WHAT IS THE PROCESS OF FINDING A DONOR?
Usually, patients speak with family members (related) to see if anyone might agree to be evaluated to be a donor. They may also speak with people who are unrelated (spouses, friends, etc) to them. Once the potential donor agrees, tests need to be done to see if he/she is “compatible” with the patient. This involves blood work to check blood types. Until recently , both the donor and patient needed to have compatible blood type (A, B or O). However, there are some centers like Columbia Presbyterian that have just started doing ABO “INCOMPATIBLE” transplants if a compatible donor cannot be found. However, this is fairly new and most centers do not have experience with this. Once you’re blood type compatible, other tests that are done include tissue typing or tissue matching. You are more likely to be matched if the donor is in your family, with brothers and sisters being the best because they have a 25 percent chance of being exactly identical for transplantation purposes and a 50 percent chance of being half identical.
Based on years of transplant experience, we have learned that the success rate with a transplant with a living donor is often better than that with a cadaveric/deceased donor. In fact, having a living donor is more important than the degree of match, so it turns out that even people who are not related by blood, such as spouses, close friends, or distant relatives, have excellent results with transplantation.
Nevertheless, many people cannot find someone to donate or their potential donors turn out to be incompatible. In this case, there is no other option but a transplant from a cadaver donor. Cadaver kidneys come from people who have died suddenly, usually from an accident or bleed into the brain. These people have previously expressed to their families a willingness to donate their organs.
To reduce the chance of kidney rejection, patients need to take immunosuppressive drugs for the rest of their life. Usually patients are on two medications, some are on three. Some centers are actually using only one medication. Some of the more commonly used medications include mycophenolate mofetil, tacrolimus (prograf/FK506) or cyclosporin, sirolimus (tacrolimus) and steroids. Some of these drugs may increase their risk of developing infections and cancers. However, we have gained much experience in preventing and treating many of these problems. We also check levels of these medications in the blood to see if it is too high or adequate.

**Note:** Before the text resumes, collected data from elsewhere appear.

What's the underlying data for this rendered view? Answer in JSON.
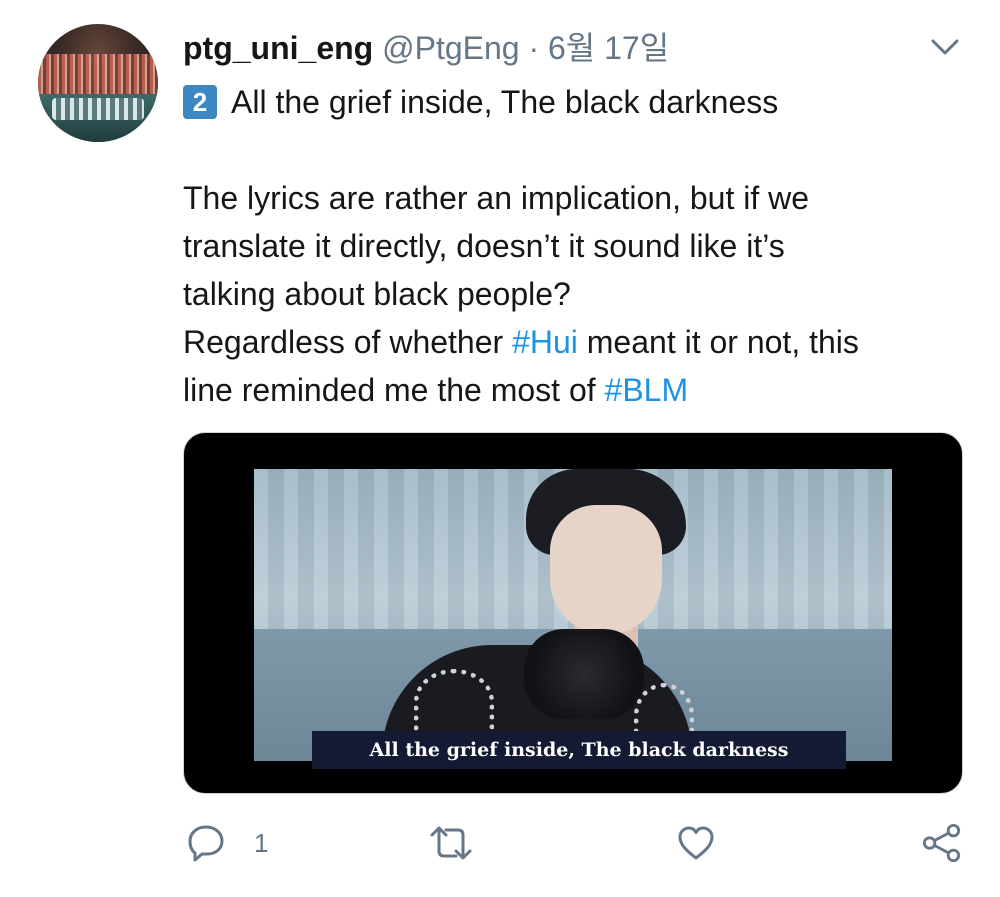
{
  "tweet": {
    "author": {
      "display_name": "ptg_uni_eng",
      "handle": "@PtgEng",
      "avatar_icon": "concert-crowd-avatar"
    },
    "separator": "·",
    "date": "6월 17일",
    "menu_icon": "chevron-down-icon",
    "body": {
      "keycap_emoji": "2",
      "line1": "All the grief inside, The black darkness",
      "para2": {
        "line1": "The lyrics are rather an implication, but if we",
        "line2": "translate it directly, doesn’t it sound like it’s",
        "line3": "talking about black people?",
        "line4_pre": "Regardless of whether ",
        "line4_hashtag": "#Hui",
        "line4_post": " meant it or not, this",
        "line5_pre": "line reminded me the most of ",
        "line5_hashtag": "#BLM"
      }
    },
    "media": {
      "subtitle": "All the grief inside, The black darkness"
    },
    "actions": {
      "reply_count": "1",
      "reply_icon": "reply-bubble-icon",
      "retweet_icon": "retweet-icon",
      "like_icon": "heart-icon",
      "share_icon": "share-icon"
    },
    "colors": {
      "hashtag": "#1b95e0",
      "secondary_text": "#657786",
      "primary_text": "#14171a",
      "keycap": "#3b88c3"
    }
  }
}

There continues to be exciting research trying to figure out new medications or combinations of medications that can be used to prevent rejection with the least side effects. For example, steroids used to always be part of immunosuppression, but we have learned that theyare often not needed soon after the transplant. This is important as steroids can increase the risk of infections, weak bones and problems with sugar control.
WHAT ARE THE SIGNS MY BODY IS REJECTING THE KIDNEY AND WHAT HAPPENS IF MY BODY REJECTS THE KIDNEY?
Most patients do not know that they are rejecting the kidney. Often times, abnormal kidney function detected on routine blood work is the first indication that the kidney may be rejecting. If there is a suspicion of this, a kidney biopsy is usually done to confirm this as they are several other reasons why the kidney function can be abnormal including dehydration, high levels of immunosuppression, and certain infections. If the biopsy indeed confirms this, high dose steroids are often administered alone or in combination with other medications.
CAN EVERYONE RECEIVE THE SAME TREATMENT THAT ALONZO RECEIVED?
ARE THERE CERTAIN FOODS THAT SHOULD BE EATEN THAT HELP DEAL WITH FSGS?
There are no foods proven to help deal with or slow the progression of FSGS. Some doctors advocate a moderate protein diet (as opposed to a high protein diet) if FSGS is advanced but there is no clear cut evidence that this slows damage.
HOW IMPORTANT IS IT TO STAY ACTIVE DURING TREATMENTS?
It is important to maintain a healthy lifestyle with any kidney disease and during treatments. This includes moderate activity as tolerated to maintain a healthy weight, strong heart and also helps to control blood pressure and cholesterol. Eating healthy low fat meals is important to control cholesterol levels. Many patients will need to be on low salt diets if they have high blood pressure or significant swelling. Smoking cessation is also very important.